В моем прощальном письме — кстати, по-своему, бесподобном перле, — я дал понять, что буду банберировать в Париже и Зальцбурге. На самом же деле я затаился здесь, в доме ученого и любезного друга, англокатолика ошеломительного целомудрия, который уверовал, что наступил благоприятнейший момент для моего обращения на путь истинный. Я позабавился, весьма огорчая и шокируя сего почтенного Аристида, дважды (под предлогом покаянной исповеди) поведав ему, что произошло, со всеми жуткими подробностями и многими пикантными приукрашиваниями. Он полагает, что я уже совсем близок к Богу.

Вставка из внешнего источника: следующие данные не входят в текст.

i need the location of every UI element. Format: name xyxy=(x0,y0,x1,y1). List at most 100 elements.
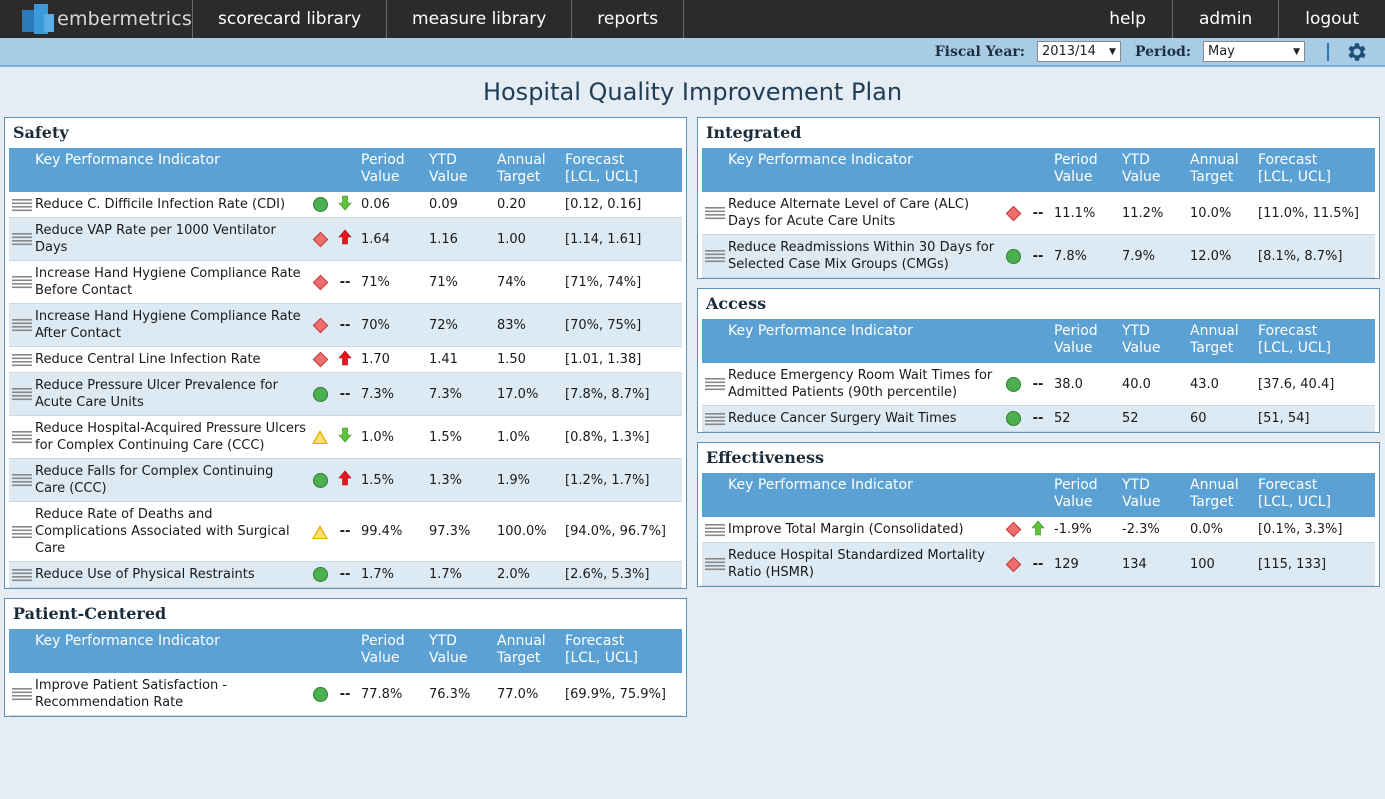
table-row[interactable]: Reduce Use of Physical Restraints -- 1.7% 1… xyxy=(9,562,682,588)
drag-handle-icon[interactable] xyxy=(702,523,728,537)
drag-handle-icon[interactable] xyxy=(9,568,35,582)
kpi-name[interactable]: Reduce Use of Physical Restraints xyxy=(35,567,255,582)
panel-title: Effectiveness xyxy=(706,448,825,467)
table-row[interactable]: Improve Patient Satisfaction - Recommend… xyxy=(9,673,682,716)
fiscal-year-select[interactable]: 2013/14 ▼ xyxy=(1036,41,1121,62)
kpi-name[interactable]: Reduce Alternate Level of Care (ALC) Day… xyxy=(728,197,970,229)
header-ytd-value: YTD Value xyxy=(1118,477,1186,517)
header-ytd-value-line1: YTD xyxy=(1122,152,1150,168)
drag-handle-icon[interactable] xyxy=(702,377,728,391)
no-trend-icon: -- xyxy=(339,274,351,290)
annual-target: 12.0% xyxy=(1190,248,1232,264)
drag-handle-icon[interactable] xyxy=(9,232,35,246)
kpi-name[interactable]: Reduce Falls for Complex Continuing Care… xyxy=(35,464,274,496)
kpi-name[interactable]: Reduce Pressure Ulcer Prevalence for Acu… xyxy=(35,378,278,410)
kpi-name[interactable]: Reduce Central Line Infection Rate xyxy=(35,352,261,367)
period-value: 70% xyxy=(361,317,390,333)
forecast-range: [2.6%, 5.3%] xyxy=(565,567,650,582)
filter-bar: Fiscal Year: 2013/14 ▼ Period: May ▼ xyxy=(0,38,1385,67)
header-period-value-line2: Value xyxy=(1054,169,1093,185)
kpi-name[interactable]: Reduce C. Difficile Infection Rate (CDI) xyxy=(35,197,286,212)
kpi-name[interactable]: Reduce Cancer Surgery Wait Times xyxy=(728,411,957,426)
ytd-value: 1.3% xyxy=(429,472,463,488)
no-trend-icon: -- xyxy=(339,524,351,539)
nav-measure-library[interactable]: measure library xyxy=(386,0,571,38)
no-trend-icon: -- xyxy=(339,686,351,702)
drag-handle-icon[interactable] xyxy=(702,557,728,571)
status-good-icon xyxy=(312,197,328,212)
status-cell xyxy=(307,686,333,702)
table-row[interactable]: Reduce Readmissions Within 30 Days for S… xyxy=(702,235,1375,278)
header-period-value: Period Value xyxy=(1050,477,1118,517)
table-row[interactable]: Improve Total Margin (Consolidated) -1.9%… xyxy=(702,517,1375,543)
annual-target: 1.50 xyxy=(497,352,526,367)
annual-target: 1.9% xyxy=(497,472,531,488)
drag-handle-icon[interactable] xyxy=(9,353,35,367)
kpi-name[interactable]: Reduce VAP Rate per 1000 Ventilator Days xyxy=(35,223,276,255)
drag-handle-icon[interactable] xyxy=(9,275,35,289)
kpi-name[interactable]: Improve Total Margin (Consolidated) xyxy=(728,522,964,537)
kpi-name[interactable]: Increase Hand Hygiene Compliance Rate Af… xyxy=(35,309,301,341)
table-row[interactable]: Reduce VAP Rate per 1000 Ventilator Days… xyxy=(9,218,682,261)
kpi-name[interactable]: Increase Hand Hygiene Compliance Rate Be… xyxy=(35,266,301,298)
status-cell xyxy=(307,317,333,333)
nav-scorecard-library[interactable]: scorecard library xyxy=(192,0,386,38)
kpi-name[interactable]: Reduce Hospital Standardized Mortality R… xyxy=(728,548,985,580)
table-row[interactable]: Reduce Alternate Level of Care (ALC) Day… xyxy=(702,192,1375,235)
table-row[interactable]: Reduce Pressure Ulcer Prevalence for Acu… xyxy=(9,373,682,416)
kpi-name[interactable]: Reduce Emergency Room Wait Times for Adm… xyxy=(728,368,993,400)
nav-logout[interactable]: logout xyxy=(1278,0,1385,38)
gear-icon[interactable] xyxy=(1345,40,1369,64)
table-row[interactable]: Reduce Hospital-Acquired Pressure Ulcers… xyxy=(9,416,682,459)
table-row[interactable]: Reduce Emergency Room Wait Times for Adm… xyxy=(702,363,1375,406)
kpi-name[interactable]: Reduce Readmissions Within 30 Days for S… xyxy=(728,240,995,272)
chevron-down-icon: ▼ xyxy=(1109,46,1116,57)
status-cell xyxy=(307,351,333,368)
header-period-value-line2: Value xyxy=(361,169,400,185)
drag-handle-icon[interactable] xyxy=(9,318,35,332)
status-bad-icon xyxy=(312,274,328,290)
period-value: 7.3% xyxy=(361,386,395,402)
period-value: May xyxy=(1208,44,1235,59)
nav-help[interactable]: help xyxy=(1109,9,1146,29)
period-select[interactable]: May ▼ xyxy=(1203,41,1305,62)
header-ytd-value: YTD Value xyxy=(1118,323,1186,363)
header-forecast-line2: [LCL, UCL] xyxy=(1258,169,1332,185)
logo[interactable]: embermetrics xyxy=(0,0,192,38)
drag-handle-icon[interactable] xyxy=(702,412,728,426)
table-row[interactable]: Reduce Rate of Deaths and Complications … xyxy=(9,502,682,562)
header-annual-target-line1: Annual xyxy=(1190,477,1239,493)
kpi-name[interactable]: Reduce Hospital-Acquired Pressure Ulcers… xyxy=(35,421,307,453)
drag-handle-icon[interactable] xyxy=(702,249,728,263)
header-kpi: Key Performance Indicator xyxy=(728,477,913,493)
kpi-name[interactable]: Improve Patient Satisfaction - Recommend… xyxy=(35,678,228,710)
table-header: Key Performance Indicator Period Value YTD V… xyxy=(9,148,682,192)
drag-handle-icon[interactable] xyxy=(702,206,728,220)
drag-handle-icon[interactable] xyxy=(9,198,35,212)
table-row[interactable]: Reduce Falls for Complex Continuing Care… xyxy=(9,459,682,502)
table-row[interactable]: Reduce Cancer Surgery Wait Times -- 52 52 60… xyxy=(702,406,1375,432)
table-row[interactable]: Reduce Hospital Standardized Mortality R… xyxy=(702,543,1375,586)
kpi-name[interactable]: Reduce Rate of Deaths and Complications … xyxy=(35,507,290,556)
status-cell xyxy=(1000,556,1026,572)
ytd-value: 97.3% xyxy=(429,524,471,539)
header-forecast-line1: Forecast xyxy=(565,152,625,168)
table-row[interactable]: Reduce C. Difficile Infection Rate (CDI)… xyxy=(9,192,682,218)
drag-handle-icon[interactable] xyxy=(9,525,35,539)
ytd-value: 7.3% xyxy=(429,386,463,402)
nav-reports[interactable]: reports xyxy=(571,0,685,38)
drag-handle-icon[interactable] xyxy=(9,387,35,401)
status-cell xyxy=(307,524,333,539)
drag-handle-icon[interactable] xyxy=(9,687,35,701)
nav-admin[interactable]: admin xyxy=(1171,0,1278,38)
header-period-value-line2: Value xyxy=(1054,340,1093,356)
table-row[interactable]: Increase Hand Hygiene Compliance Rate Af… xyxy=(9,304,682,347)
ytd-value: 72% xyxy=(429,317,458,333)
panel-access: Access Key Performance Indicator Period Val… xyxy=(697,288,1380,433)
header-forecast-line1: Forecast xyxy=(1258,323,1318,339)
table-row[interactable]: Reduce Central Line Infection Rate 1.70 1.… xyxy=(9,347,682,373)
drag-handle-icon[interactable] xyxy=(9,473,35,487)
table-row[interactable]: Increase Hand Hygiene Compliance Rate Be… xyxy=(9,261,682,304)
drag-handle-icon[interactable] xyxy=(9,430,35,444)
header-period-value-line1: Period xyxy=(361,633,405,649)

Лондонское общество очень мило, но стало таким сверхкультурным, что не считает нужным читать даже те новые книги, которые разносит в пух и прах столь остроумно и высокомерно. Здесь же все овеяно высокой духовностью, ибо мой приятель — что-то вроде первосвященника новоявленного культа, цель которого заключается в том, чтобы римский папа был признан английским королем. Я, разумеется, всецело „за“ и останусь тут, пока в Кливе все не уляжется. Надеюсь, вы будете моим лазутчиком и сообщите мне, когда барышня настолько отвлечется от своего гнусного плана, что я смогу спокойно возвратиться к моим ларам и пенатам.
Прощайте, милый бес!
Р. П.»
Маккол прочел и перечел скромную эпистолу, каллиграфически начертанную аккуратным мелким перфлитовским почерком, ценой неимоверных усилий выработанным под почерк Торквато Тассо. Многие свои литературные аллюзии мистер Перфлит тратил на этот практичный шотландский интеллект совершенно зазря, но самые факты весьма и весьма заинтересовали Маккола: ему более чем любопытно было узнать, как к ним относится сама Джорджи. Естественно, врач должен быть чертовски осторожен, но и в этой профессии небеса предоставляют кое-какие возможности. Во всяком случае, почему бы и не заехать туда на чашку чая?
3
Отдыхать в «Бунгало Булавайо» у своих родственников Джорджи отправилась по совету Маккола. Алвина и Фред были согласны в том, что доктор был на редкость внимателен, а его отказ прислать счет за свои визиты и вовсе поразил их самым приятным образом. Едва он увидел Джорджи, распростертую на постели с головной (а может быть, и сердечной) болью, как повел себя самым благородным образом. Его доброта не ограничилась каждодневными визитами и двумя подробнейшими осмотрами, исчерпавшими все возможности. Хотя ни он, ни Джорджи ни разу не упомянули Перфлита или прочие мелкие осложнения, она почувствовала, что он понимает, как тяжело приходится девушкам. В ней пробудился восторженный интерес к медицине, включая хирургию, и к полной высокого самопожертвования жизни, на которую добровольно обрекали себя члены этой профессии ради блага человечества. Врачи, говорила Джорджи, похожи на благородных рыцарей: они не только говорят, но делают дело и обращают свое бескорыстное служение не на какие-то суеверия, но на истинное улучшение жизни. (Она взяла почитать номер «Ланцета».)
Маккол обсудил состояние Джорджи с ее родителями, не сухо и профессионально, но с человечной проникновенностью, с доброжелательной проницательностью, столь характерными для сельских врачей.
— Нет, миссис Смизерс, — сказал он, — у Джорджи ничего сколько-нибудь серьезного нет. Я дважды провел исчерпывающее обследование, чтобы окончательно убедиться, и даю вам слово, такой абсолютно здоровой, прекрасно сложенной, с отличной кровью девушки мне еще видеть не приходилось.
— Рад слышать, — объявил полковник. — Терпеть не могу болезненных женщин. Истинное наказание.